Erstgespräch45 Minuten
Sie kommen mit einem Vorhaben. Sie gehen mit einer Notiz, die der Entwurf tragen kann.
Das Gespräch ist die Tür in ein Mandat, noch nicht der Vertrag. Wir nutzen die Dreiviertelstunde, um zu hören, wer Gesellschafter werden soll, welches Geld bereits existiert und welcher Konflikt sich abzeichnet. Am Ende liegt eine kurze schriftliche Notiz bereit: tragfähige Rechtsform, offene Punkte, geschätztes Honorar.

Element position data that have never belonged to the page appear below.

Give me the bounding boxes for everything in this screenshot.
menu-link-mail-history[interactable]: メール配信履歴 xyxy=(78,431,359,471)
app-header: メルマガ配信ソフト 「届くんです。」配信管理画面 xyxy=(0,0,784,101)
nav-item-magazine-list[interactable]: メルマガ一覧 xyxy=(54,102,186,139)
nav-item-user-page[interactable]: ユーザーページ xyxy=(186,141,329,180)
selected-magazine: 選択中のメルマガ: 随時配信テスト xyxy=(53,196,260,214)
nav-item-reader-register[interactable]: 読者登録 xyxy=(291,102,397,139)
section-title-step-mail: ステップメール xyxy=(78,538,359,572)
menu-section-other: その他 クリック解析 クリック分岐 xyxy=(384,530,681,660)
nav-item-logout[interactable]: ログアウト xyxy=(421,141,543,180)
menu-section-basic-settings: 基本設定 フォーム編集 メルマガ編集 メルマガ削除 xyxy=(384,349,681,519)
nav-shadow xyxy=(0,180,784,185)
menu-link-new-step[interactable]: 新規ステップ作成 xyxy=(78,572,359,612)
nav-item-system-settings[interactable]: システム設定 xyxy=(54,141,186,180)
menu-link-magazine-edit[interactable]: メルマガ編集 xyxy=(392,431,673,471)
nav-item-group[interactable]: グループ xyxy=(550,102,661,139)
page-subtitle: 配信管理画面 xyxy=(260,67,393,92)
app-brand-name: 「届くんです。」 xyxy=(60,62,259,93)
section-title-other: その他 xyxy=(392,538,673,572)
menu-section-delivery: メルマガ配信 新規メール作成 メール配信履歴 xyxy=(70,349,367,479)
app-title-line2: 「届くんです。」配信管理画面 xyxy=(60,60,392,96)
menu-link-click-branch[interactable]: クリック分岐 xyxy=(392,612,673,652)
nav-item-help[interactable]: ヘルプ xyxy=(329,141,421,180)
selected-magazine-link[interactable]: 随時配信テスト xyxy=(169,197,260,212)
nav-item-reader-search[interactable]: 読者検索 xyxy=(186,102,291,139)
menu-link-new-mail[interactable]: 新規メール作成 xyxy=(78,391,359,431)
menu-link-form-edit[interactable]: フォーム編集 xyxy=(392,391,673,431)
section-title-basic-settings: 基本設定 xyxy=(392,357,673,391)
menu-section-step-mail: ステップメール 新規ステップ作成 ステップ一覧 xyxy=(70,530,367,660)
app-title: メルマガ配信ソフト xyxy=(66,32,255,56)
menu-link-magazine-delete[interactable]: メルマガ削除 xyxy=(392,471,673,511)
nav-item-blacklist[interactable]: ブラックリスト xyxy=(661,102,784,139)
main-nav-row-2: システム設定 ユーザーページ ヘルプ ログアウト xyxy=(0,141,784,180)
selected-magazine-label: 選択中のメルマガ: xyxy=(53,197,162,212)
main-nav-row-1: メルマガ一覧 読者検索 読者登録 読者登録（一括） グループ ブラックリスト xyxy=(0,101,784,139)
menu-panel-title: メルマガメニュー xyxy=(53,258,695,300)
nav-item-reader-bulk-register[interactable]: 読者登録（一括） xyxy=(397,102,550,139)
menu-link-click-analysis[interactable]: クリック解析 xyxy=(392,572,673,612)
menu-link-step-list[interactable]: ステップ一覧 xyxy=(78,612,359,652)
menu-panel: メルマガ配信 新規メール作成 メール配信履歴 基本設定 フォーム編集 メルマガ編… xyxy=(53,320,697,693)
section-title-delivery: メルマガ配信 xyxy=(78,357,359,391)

Das Honorar beträgt 190 € netto. Beginnt innerhalb von dreißig Tagen das Gründungsmandat, rechnen wir den Betrag auf die Vergütung an. Eine Absage bis 48 Stunden vorher verschiebt den Termin ohne neue Berechnung.
Was Sie mitbringen
- Namen der vorgesehenen Gesellschafter und wer den Alltag führen soll
- Die gewünschte Firma, auch wenn sie noch wackelt
- Herkunft der Einlage: Bar, bestehender Betrieb, Maschine, Forderung
- Einen schon vorhandenen Entwurf oder das Musterprotokoll, falls eines auf dem Tisch liegt
- Den ungefähren Monat, in dem der Notar beurkunden soll
Wie die Stunde zerlegt ist
- 15Betrieb und Personen. Was verkauft wird, wer haftet heute privat, wer später Geschäftsführer sein will.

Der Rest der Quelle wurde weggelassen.